What Lili Lost in Tokyo
When sixteen-year-old Lili Reed’s dad decides he needs “an adventure,” and his old friends the Takadas invite them to spend a semester in Japan, Lili is desperate enough to leave her carefully managed routine and give it a try. Because this has to work. Four years, five months, and twenty-one days ago, Lili learned you can lose everything in a single moment. That was the day her mom died. The day her dad started wrestling with depression. The day Lili learned she had to be the strong one, because her little sister Lennon needed her.
Tokyo turns out to be just the adventure Dad and six-year-old Lennon need: new sights, new sounds, new food, new friends, even a pretty, Japanese “lady friend” who keeps coming around. But for Lili, it’s too many new things at once. She doesn’t know how to eat with chopsticks. Navigate the trains. Discern “great mysteries” like which carton has milk and which has liquid yogurt—because she can’t freaking read. She can’t even use the high-tech toilets without getting doused by the bidet function. And why does Tai, the Takada’s seventeen-year-old son—whose crooked grin is way distracting—seem to be around for every one of her mishaps?
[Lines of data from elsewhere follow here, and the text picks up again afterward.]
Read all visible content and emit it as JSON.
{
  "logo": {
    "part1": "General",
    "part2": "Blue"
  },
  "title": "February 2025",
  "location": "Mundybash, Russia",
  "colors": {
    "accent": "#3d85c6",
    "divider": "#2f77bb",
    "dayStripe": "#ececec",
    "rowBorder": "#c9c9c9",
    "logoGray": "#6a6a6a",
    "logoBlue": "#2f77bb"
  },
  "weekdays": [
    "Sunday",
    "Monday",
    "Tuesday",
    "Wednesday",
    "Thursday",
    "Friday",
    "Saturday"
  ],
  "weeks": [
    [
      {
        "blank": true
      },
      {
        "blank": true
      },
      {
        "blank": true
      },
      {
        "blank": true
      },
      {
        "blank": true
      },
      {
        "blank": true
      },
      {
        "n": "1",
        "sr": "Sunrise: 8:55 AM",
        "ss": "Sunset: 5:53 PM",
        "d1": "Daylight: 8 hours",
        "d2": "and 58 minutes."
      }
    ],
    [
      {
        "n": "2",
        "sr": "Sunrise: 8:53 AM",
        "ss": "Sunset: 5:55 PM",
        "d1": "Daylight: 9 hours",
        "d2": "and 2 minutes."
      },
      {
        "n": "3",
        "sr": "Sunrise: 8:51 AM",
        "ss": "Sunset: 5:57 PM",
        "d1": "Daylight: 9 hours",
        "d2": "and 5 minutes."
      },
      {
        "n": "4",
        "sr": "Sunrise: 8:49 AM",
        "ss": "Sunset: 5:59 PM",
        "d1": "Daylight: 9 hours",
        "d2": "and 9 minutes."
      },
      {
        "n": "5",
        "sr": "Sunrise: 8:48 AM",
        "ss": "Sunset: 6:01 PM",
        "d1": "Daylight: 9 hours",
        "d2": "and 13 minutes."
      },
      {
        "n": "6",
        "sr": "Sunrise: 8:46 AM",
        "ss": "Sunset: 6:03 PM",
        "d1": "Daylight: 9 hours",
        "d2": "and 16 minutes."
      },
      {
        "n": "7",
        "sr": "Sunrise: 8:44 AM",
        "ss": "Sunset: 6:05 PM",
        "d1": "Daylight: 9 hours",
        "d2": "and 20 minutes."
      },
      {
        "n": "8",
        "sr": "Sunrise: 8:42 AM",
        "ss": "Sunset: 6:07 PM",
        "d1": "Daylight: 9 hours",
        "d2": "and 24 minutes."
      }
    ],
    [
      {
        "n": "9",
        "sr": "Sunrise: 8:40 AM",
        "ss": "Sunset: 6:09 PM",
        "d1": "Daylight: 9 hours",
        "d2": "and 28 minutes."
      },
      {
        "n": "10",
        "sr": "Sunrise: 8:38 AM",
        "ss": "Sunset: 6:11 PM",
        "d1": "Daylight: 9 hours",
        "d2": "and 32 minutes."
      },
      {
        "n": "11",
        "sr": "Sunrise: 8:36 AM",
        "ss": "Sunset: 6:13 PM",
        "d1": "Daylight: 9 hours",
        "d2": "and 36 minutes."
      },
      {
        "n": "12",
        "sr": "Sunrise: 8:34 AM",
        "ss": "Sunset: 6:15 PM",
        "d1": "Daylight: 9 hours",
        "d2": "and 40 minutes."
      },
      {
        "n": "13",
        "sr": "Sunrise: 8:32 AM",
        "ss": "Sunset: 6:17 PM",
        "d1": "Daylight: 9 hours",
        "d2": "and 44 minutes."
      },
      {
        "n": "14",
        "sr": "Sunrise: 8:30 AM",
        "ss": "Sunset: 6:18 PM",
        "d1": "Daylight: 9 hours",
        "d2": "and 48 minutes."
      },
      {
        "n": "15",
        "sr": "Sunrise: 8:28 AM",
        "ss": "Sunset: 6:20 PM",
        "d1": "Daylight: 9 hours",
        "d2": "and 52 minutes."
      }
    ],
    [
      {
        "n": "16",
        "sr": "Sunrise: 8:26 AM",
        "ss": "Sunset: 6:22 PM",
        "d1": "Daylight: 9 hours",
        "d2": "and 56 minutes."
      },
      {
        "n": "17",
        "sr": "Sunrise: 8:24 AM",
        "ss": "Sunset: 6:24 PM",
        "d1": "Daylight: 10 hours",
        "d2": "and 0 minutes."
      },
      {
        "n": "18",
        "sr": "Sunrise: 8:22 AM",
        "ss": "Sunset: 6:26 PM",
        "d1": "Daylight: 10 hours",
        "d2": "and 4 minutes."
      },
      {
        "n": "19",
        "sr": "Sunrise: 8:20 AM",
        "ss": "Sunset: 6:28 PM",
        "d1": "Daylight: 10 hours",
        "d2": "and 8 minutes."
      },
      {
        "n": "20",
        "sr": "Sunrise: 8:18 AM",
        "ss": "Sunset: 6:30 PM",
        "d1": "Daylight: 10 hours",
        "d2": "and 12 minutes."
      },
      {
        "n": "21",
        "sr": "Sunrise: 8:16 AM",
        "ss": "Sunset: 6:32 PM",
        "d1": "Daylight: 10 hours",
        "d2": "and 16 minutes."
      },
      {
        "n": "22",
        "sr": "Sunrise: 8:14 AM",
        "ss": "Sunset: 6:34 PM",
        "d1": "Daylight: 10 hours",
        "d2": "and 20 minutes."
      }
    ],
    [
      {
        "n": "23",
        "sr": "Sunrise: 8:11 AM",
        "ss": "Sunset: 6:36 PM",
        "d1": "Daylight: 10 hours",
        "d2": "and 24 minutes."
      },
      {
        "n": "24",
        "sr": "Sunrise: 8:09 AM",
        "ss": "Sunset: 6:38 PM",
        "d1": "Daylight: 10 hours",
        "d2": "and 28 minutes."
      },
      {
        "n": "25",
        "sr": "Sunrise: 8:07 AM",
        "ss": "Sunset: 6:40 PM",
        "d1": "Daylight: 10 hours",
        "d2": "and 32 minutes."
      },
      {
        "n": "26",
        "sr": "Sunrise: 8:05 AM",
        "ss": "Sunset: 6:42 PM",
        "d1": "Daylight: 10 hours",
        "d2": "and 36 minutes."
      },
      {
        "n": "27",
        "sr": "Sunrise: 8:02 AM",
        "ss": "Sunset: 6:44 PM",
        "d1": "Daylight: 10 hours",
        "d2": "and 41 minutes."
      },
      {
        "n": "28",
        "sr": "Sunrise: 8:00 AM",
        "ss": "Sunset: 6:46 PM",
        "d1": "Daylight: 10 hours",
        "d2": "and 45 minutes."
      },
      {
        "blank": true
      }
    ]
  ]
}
Even more unsettling, Tai seems intent on rekindling the friendship they had when they were kids. But that is so not happening. So what if he plays guitar (swoon!) and makes her laugh, reminding Lili of another version of herself—one she hasn’t seen in four years, five months, and twenty-one days. Because what good is it to risk her heart on something so easily lost in a single, tragic moment…like love?